28 Mar 2019
Kontrak Sebagai Perlindungan Dalam Bertransaksi
Undang-Undang Nomor 8 tahun 1999 tentang Perlindungan Konsumen (UUPK) diundangkan di Indonesia sebagai upaya menjamin adanya kepastian hukum untuk memberikan perlindungan dalam hubungan antara pelaku usaha dan konsumen.
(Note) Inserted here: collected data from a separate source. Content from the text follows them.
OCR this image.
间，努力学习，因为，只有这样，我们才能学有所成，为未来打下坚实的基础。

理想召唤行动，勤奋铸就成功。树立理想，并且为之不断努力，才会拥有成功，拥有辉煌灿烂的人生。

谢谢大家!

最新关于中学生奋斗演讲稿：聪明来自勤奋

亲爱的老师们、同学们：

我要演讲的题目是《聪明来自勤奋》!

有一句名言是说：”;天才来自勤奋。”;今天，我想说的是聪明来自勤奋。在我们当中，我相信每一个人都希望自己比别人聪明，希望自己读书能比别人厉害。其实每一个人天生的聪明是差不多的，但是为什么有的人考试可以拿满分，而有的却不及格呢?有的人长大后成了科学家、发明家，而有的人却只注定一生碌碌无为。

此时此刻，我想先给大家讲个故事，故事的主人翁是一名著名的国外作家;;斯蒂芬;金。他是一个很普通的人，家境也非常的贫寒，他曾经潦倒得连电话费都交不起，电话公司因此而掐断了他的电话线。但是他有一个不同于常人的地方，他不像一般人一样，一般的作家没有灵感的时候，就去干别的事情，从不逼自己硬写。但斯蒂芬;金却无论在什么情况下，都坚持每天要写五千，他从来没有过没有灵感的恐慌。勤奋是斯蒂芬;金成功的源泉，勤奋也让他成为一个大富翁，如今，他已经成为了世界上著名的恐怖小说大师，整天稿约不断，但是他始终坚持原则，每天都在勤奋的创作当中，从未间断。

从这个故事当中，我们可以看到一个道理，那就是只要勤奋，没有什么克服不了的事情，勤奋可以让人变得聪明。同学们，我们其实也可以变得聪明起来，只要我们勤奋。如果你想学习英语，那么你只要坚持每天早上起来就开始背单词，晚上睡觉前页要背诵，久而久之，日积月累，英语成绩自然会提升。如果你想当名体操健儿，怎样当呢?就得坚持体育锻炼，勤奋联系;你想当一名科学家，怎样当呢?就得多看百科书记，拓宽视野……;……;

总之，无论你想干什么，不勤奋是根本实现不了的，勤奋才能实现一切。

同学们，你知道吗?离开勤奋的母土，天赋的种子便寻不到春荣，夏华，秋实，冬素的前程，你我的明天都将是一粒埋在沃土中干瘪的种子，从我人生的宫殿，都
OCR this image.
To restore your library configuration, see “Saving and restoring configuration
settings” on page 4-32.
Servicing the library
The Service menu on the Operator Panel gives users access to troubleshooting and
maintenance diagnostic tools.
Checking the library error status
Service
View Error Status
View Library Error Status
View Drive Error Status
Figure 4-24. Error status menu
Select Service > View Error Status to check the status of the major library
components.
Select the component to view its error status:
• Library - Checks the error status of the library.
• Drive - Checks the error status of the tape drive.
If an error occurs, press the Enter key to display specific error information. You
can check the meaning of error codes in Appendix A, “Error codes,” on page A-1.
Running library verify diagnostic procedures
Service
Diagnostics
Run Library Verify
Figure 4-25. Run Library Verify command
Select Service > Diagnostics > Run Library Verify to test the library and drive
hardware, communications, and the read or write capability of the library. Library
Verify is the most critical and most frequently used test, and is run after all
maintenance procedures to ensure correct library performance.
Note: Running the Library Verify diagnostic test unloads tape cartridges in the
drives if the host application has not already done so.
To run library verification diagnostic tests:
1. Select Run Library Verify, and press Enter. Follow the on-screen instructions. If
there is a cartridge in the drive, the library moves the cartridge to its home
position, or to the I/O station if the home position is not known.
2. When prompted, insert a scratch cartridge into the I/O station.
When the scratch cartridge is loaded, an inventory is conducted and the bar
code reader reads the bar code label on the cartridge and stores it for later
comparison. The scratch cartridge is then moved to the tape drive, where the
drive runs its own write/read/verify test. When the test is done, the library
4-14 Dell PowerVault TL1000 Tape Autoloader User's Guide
Telah hampir 20 tahun UUPK diundangkan di Indonesia, namun Badan Perlindungan Konsumen Nasional (BPKN) mencatat sedikitnya ada 403 aduan konsumen sepanjang tahun 2018. Hal ini menjadi salah satu tolak ukur masih rendahnya tingkat kesetaraan hak dan kewajiban antara konsumen dengan pelaku usaha.
Perjanjian/kontrak yang seharusnya menjadi pelindung dalam menjaga kesetaraan hak dan kewajiban antara konsumen dengan pelaku usaha dalam bertransaksi, namun seolah-olah mengalami kemerosotan fungsi dalam dunia bisnis yang semakin dinamis. Penggunaan kontrak baku menjadi salah satu cara dalam mempercepat tingkat pertumbuhan ekonomi dan daya beli masyarakat. Kontrak baku (Standard Form Contract) adalah perjanjian yang telah ditetapkan terlebih dahulu secara sepihak oleh pelaku usaha yang akan mengikat dan wajib dipenuhi oleh konsumen. Sering kali konsumen tidak memahami klausula-klausula yang tertuang dalam kontrak/perjanjian yang dibuat di antara para pihak, namun tetap disepakati oleh konsumen akibat ketidaksetaraan derajat antara pelaku usaha dan konsumen yang terjadi dalam dunia bisnis dan bertransaksi.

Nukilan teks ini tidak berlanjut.